Editor’s note: Wayne Yaddow is an independent consultant with over 20 years’ experience leading data migration/integration/ETL testing projects at organizations including J.P. Morgan Chase, Credit Suisse, Standard and Poor’s, AIG, Oppenheimer Funds, IBM, and Achieve3000. Additionally, Wayne has taught IIST (International Institute of Software Testing) courses on data warehouse, ETL, and data integration testing. He continues to lead numerous ETL testing and coaching projects on a consulting basis. You can contact him at firstname.lastname@example.org.
If you are a data warehouse or BI architect, developer, tester, project manager, or business analyst responsible for integrating data feeds into a data warehouse, you want to make sure that your data is of the highest quality. This article explains how to define and measure the quality metrics that are essential for ensuring that your DWH/BI solution will be successful and deliver accurate and timely results to end users.
By quality metrics, we mean quantitative measures that help estimate the progress, quality, or health of a testing effort. A particular metric quantifies the degree to which a system, system component, or process manages a given attribute. Measuring metrics around test planning, test development, test execution, and test completion is key for enabling project teams to improve and control those processes—as well as demonstrate progress and successes.

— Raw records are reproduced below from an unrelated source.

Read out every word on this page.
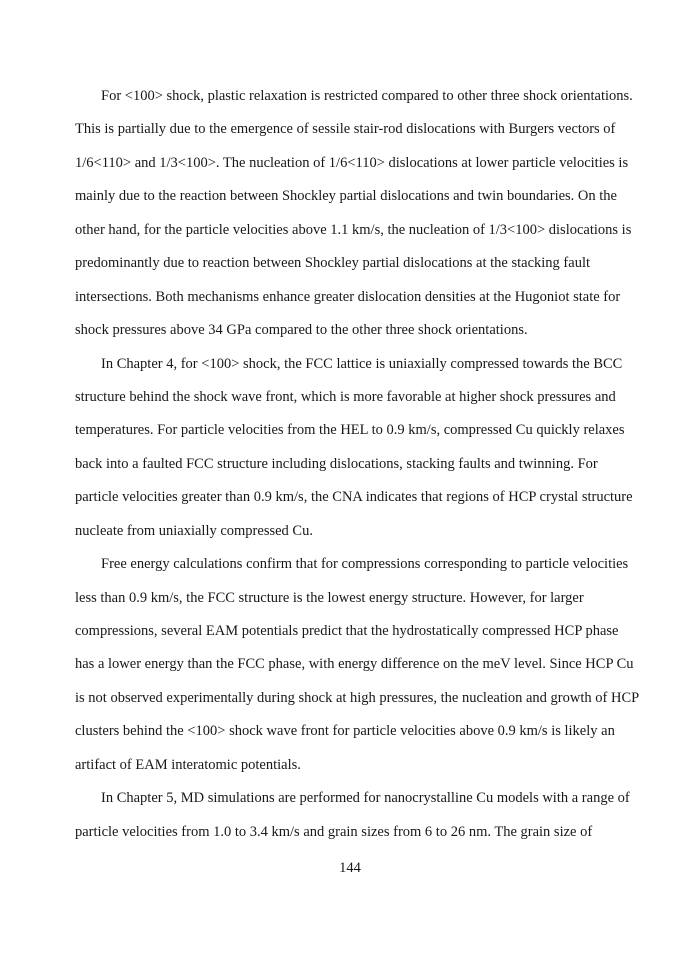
For <100> shock, plastic relaxation is restricted compared to other three shock orientations.
This is partially due to the emergence of sessile stair-rod dislocations with Burgers vectors of
1/6<110> and 1/3<100>. The nucleation of 1/6<110> dislocations at lower particle velocities is
mainly due to the reaction between Shockley partial dislocations and twin boundaries. On the
other hand, for the particle velocities above 1.1 km/s, the nucleation of 1/3<100> dislocations is
predominantly due to reaction between Shockley partial dislocations at the stacking fault
intersections. Both mechanisms enhance greater dislocation densities at the Hugoniot state for
shock pressures above 34 GPa compared to the other three shock orientations.
In Chapter 4, for <100> shock, the FCC lattice is uniaxially compressed towards the BCC
structure behind the shock wave front, which is more favorable at higher shock pressures and
temperatures. For particle velocities from the HEL to 0.9 km/s, compressed Cu quickly relaxes
back into a faulted FCC structure including dislocations, stacking faults and twinning. For
particle velocities greater than 0.9 km/s, the CNA indicates that regions of HCP crystal structure
nucleate from uniaxially compressed Cu.
Free energy calculations confirm that for compressions corresponding to particle velocities
less than 0.9 km/s, the FCC structure is the lowest energy structure. However, for larger
compressions, several EAM potentials predict that the hydrostatically compressed HCP phase
has a lower energy than the FCC phase, with energy difference on the meV level. Since HCP Cu
is not observed experimentally during shock at high pressures, the nucleation and growth of HCP
clusters behind the <100> shock wave front for particle velocities above 0.9 km/s is likely an
artifact of EAM interatomic potentials.
In Chapter 5, MD simulations are performed for nanocrystalline Cu models with a range of
particle velocities from 1.0 to 3.4 km/s and grain sizes from 6 to 26 nm. The grain size of
144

Defining the Components of DWH/BI Information Quality
DWH/BI information quality encompasses both the quality of the data warehouse databases and the quality of BI reports (see Figure 1). Your QA team must be able to confidently assure DWH/BI information quality because BI reports are a primary and constant tool for developing your organization’s strategic decisions.
Figure 1: Components of DWH Information Quality
Here are descriptions of the DWH/BI Information Quality sub-components shown above:
Data model quality: Data model definitions and schemas must be reviewed/inspected by stakeholders so that their overall implementation quality is excellent in representing each of the DWH data sources and DWH targets.
Data quality: All DWH/BIdata must be fit to serve its purpose described in your business requirements. Data quality is often minimally determined by factors such as data accuracy, completeness, reliability, relevance, and being up-to-date for use in enterprise decision making and planning.
BI reporting quality: BI reports should be designed and tested to meet all business and technical requirements documented for the DWH/BI project. Report data quality includes assurance of data precisions, aggregations, summarized field values, date formats, query results, drill-downs, and much more.
Planning DWH/BI Tests to Meet the Needs of QA Metrics
While planning DWH/BI information quality testing metrics, the following recommendations should be implemented to assure DWH/BI information quality. DWH/BI teams should decide which testing metrics will most directly affect project success. The answer may be different for each project.
Here are few recommended testing metrics to consider for your DWH/BI project:
DBMS tests should be planned to report whether duplicate data has been loaded from sources to data warehouse targets. They should check that there are no null (empty) data values existing where they were defined as not null. They should ensure that data is properly cleansed, enriched, and aggregated according to business and transformation rules defined for your project. They should also demonstrate that DWH primary and foreign keys were properly generated to maintain relational data integrity.
Data model validations should be planned to report the number of records loaded and rejected (in error) from each source to each DWH target, the number of schema entities defined or implemented with defects, the number of data types, the data formats, and the data lengths in error.
Data defect metrics should be considered to report on DWH data element and attribute correctness, completeness, truncations, timeliness, precision, and compliance with definitions in the source to target mappings. Further, that changed data from incremental data loads deliver correct data representing inserts, updates, and deletes.
BI report quality verifications should include metrics that represent the degree of validity for data calculations, aggregations, report field precisions, report drill-downs, and date formats. Also of great value are metrics showing the total use cases with defects, the total number of requirements vs. the number of requirements covered through test scripts, number of open defects, BI reports or functions with the most defects, and number of test cases yet to be run.
Additional metrics for any of the four DWH/BI Information Quality categories above should ideally include test case preparation metrics and productivity metrics (e.g., tests run, not run) as well as defects discovered by priority/severity. See your local organization’s sources of information about DWH/BI QA for other metrics which are common to most software testing.
The QA team should provide stakeholders testing metrics that powerfully illustrate testing progress. Keep in mind that QA metrics are used by major project stakeholders when making go and no-go decisions which often determine the fate of a project.
QA metrics reports must be designed to be trusted and used to make actionable project decisions. The metrics developed during DWH/BI testing offer a major benefit to project managers and executives: visibility into the maturity and readiness for release or production, and visibility into the quality of the software product under development. QA reports enable effective management of the software development process by allowing a clear measurement of the quality and completeness of the DWH/BI product.